Why the Risk of Heart Attack Rises in Winter
When the temperature drops, it's especially important to stay attuned to possible signs and symptoms
You’ve probably heard that shoveling snow can up your risk of a heart attack. But falling temperatures can increase the odds of a heart attack even if you're not clearing a snow-covered driveway or digging out your car.
So what's the truth about winter heart risks? Here’s what you need to know—and how to recognize the signs of a heart attack any time of year.
The Dangers of a 'Cold' Heart
Cold weather can increase blood pressure and raise cholesterol levels—two key risk factors for heart attack. It can also make blood more likely to form heart-threatening clots.
According to a study published in JAMA Cardiology in 2018, which analyzed information on about 274,000 people living in Sweden, the risk of having a heart attack was greatest on days when the temperature was below freezing. Another study, published in PLOS One in 2015, found up to a 31 percent increase in heart attacks in the coldest months of the year compared with the warmest.
Winter weather, studies suggest, may be especially risky for your heart if you’ve already had a heart attack, have heart disease, or are older than 65.
A number of silent, seasonal cardiovascular changes may explain the uptick in heart attacks. (The risk for stroke can also increase in winter.)

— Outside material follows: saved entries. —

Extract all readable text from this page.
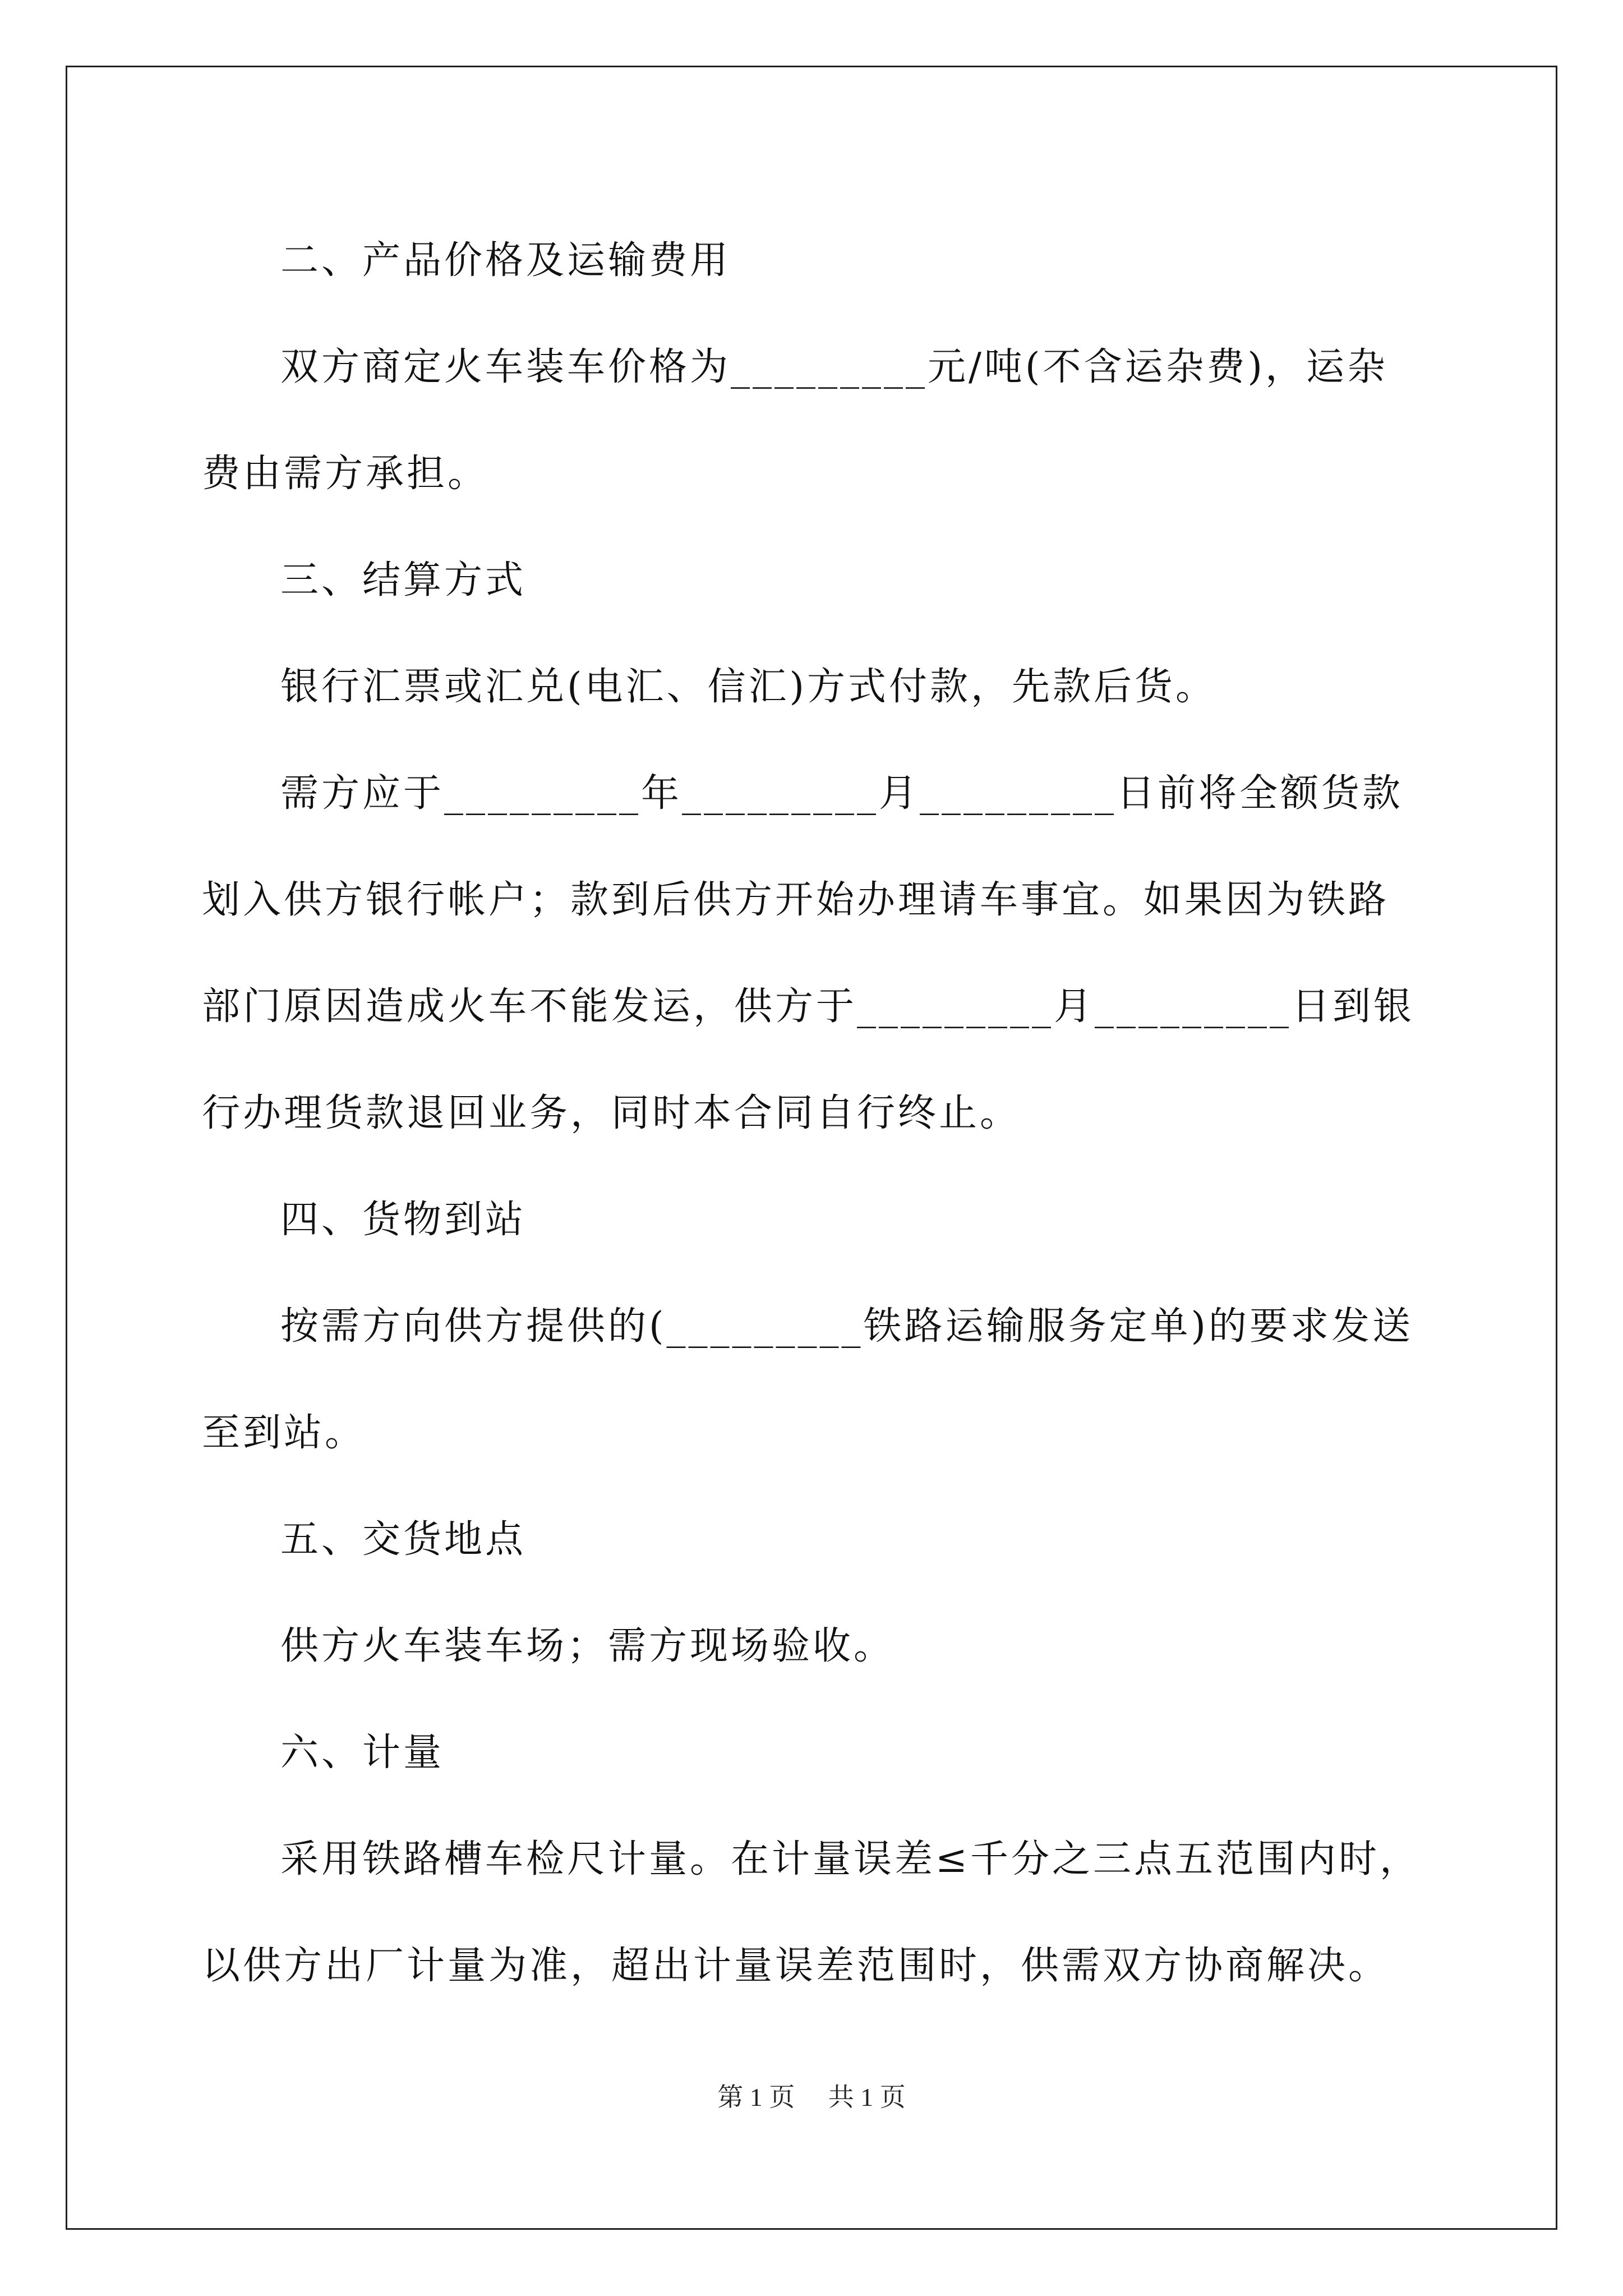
二、产品价格及运输费用

双方商定火车装车价格为_________元/吨(不含运杂费)，运杂费由需方承担。

三、结算方式

银行汇票或汇兑(电汇、信汇)方式付款，先款后货。

需方应于_________年_________月_________日前将全额货款划入供方银行帐户；款到后供方开始办理请车事宜。如果因为铁路部门原因造成火车不能发运，供方于_________月_________日到银行办理货款退回业务，同时本合同自行终止。

四、货物到站

按需方向供方提供的(_________铁路运输服务定单)的要求发送至到站。

五、交货地点

供方火车装车场；需方现场验收。

六、计量

采用铁路槽车检尺计量。在计量误差≤千分之三点五范围内时，以供方出厂计量为准，超出计量误差范围时，供需双方协商解决。

第 1 页 共 1 页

As temperatures drop, your blood vessels tighten and blood flow speeds up to help you stay warm. That’s why your blood pressure is often higher in colder seasons. Cholesterol levels appear to rise in midwinter, too.
Signs of a Heart Attack
Despite the sudden chest pain and collapse usually depicted in movies and TV medical dramas, heart attack can present in a variety of ways, not all of them involving chest pain.
If you’re male, the classic chest pain is indeed the No. 1 symptom of a heart attack (though not the only one). The pain usually lasts for more than a few minutes, or recurs. It’s commonly described as feeling like an elephant is standing on your chest, but it can also feel like discomfort or pressure.
Other symptoms include nausea and vomiting; upper-body pain in the arms, back, shoulders, neck, jaw, or abdomen; shortness of breath; and a feeling of fullness in the center of the chest.
If you’re female, however, a heart attack can present a little differently, says Karol Watson, MD, PhD, co-director of the UCLA Program in Preventive Cardiology.
“Chest pressure is usually somewhere in the mix,” Watson says, “but it may not be the most prominent symptom.”
Women may come into the doctor’s office with symptoms that don’t evoke a “classic” heart attack: overwhelming fatigue; shortness of breath; nausea; dizziness; sweating; flu-like symptoms; and abdominal, jaw, or back pain.
For everyone, the symptoms can be subtle. The risk of having a heart attack but not noticing any symptoms—a phenomenon known as silent heart attack—may be much greater than scientists had previously believed.
A 2016 study published in the journal Circulation showed that as many as 45 percent of heart attacks are silent. And that risk may be especially acute in people who have a higher tolerance for pain, according to a 2016 study in the Journal of the American Heart Association. That’s why it’s important to stay attuned to any possible signs, even if they’re atypical.
“If you’re going through your usual and regular day, and what’s normal for you suddenly becomes really difficult, you’ve got to think of your heart,” says Suzanne Steinbaum, DO, national spokeswoman for the American Heart Association’s Go Red for Women campaign.
If you suspect you’re having a heart attack, call 911 immediately. Then chew and swallow one 325-mg uncoated aspirin (or four 81-mg baby aspirins) to help prevent clots from forming in your coronary arteries. Don’t even think about driving to the hospital yourself or having someone take you.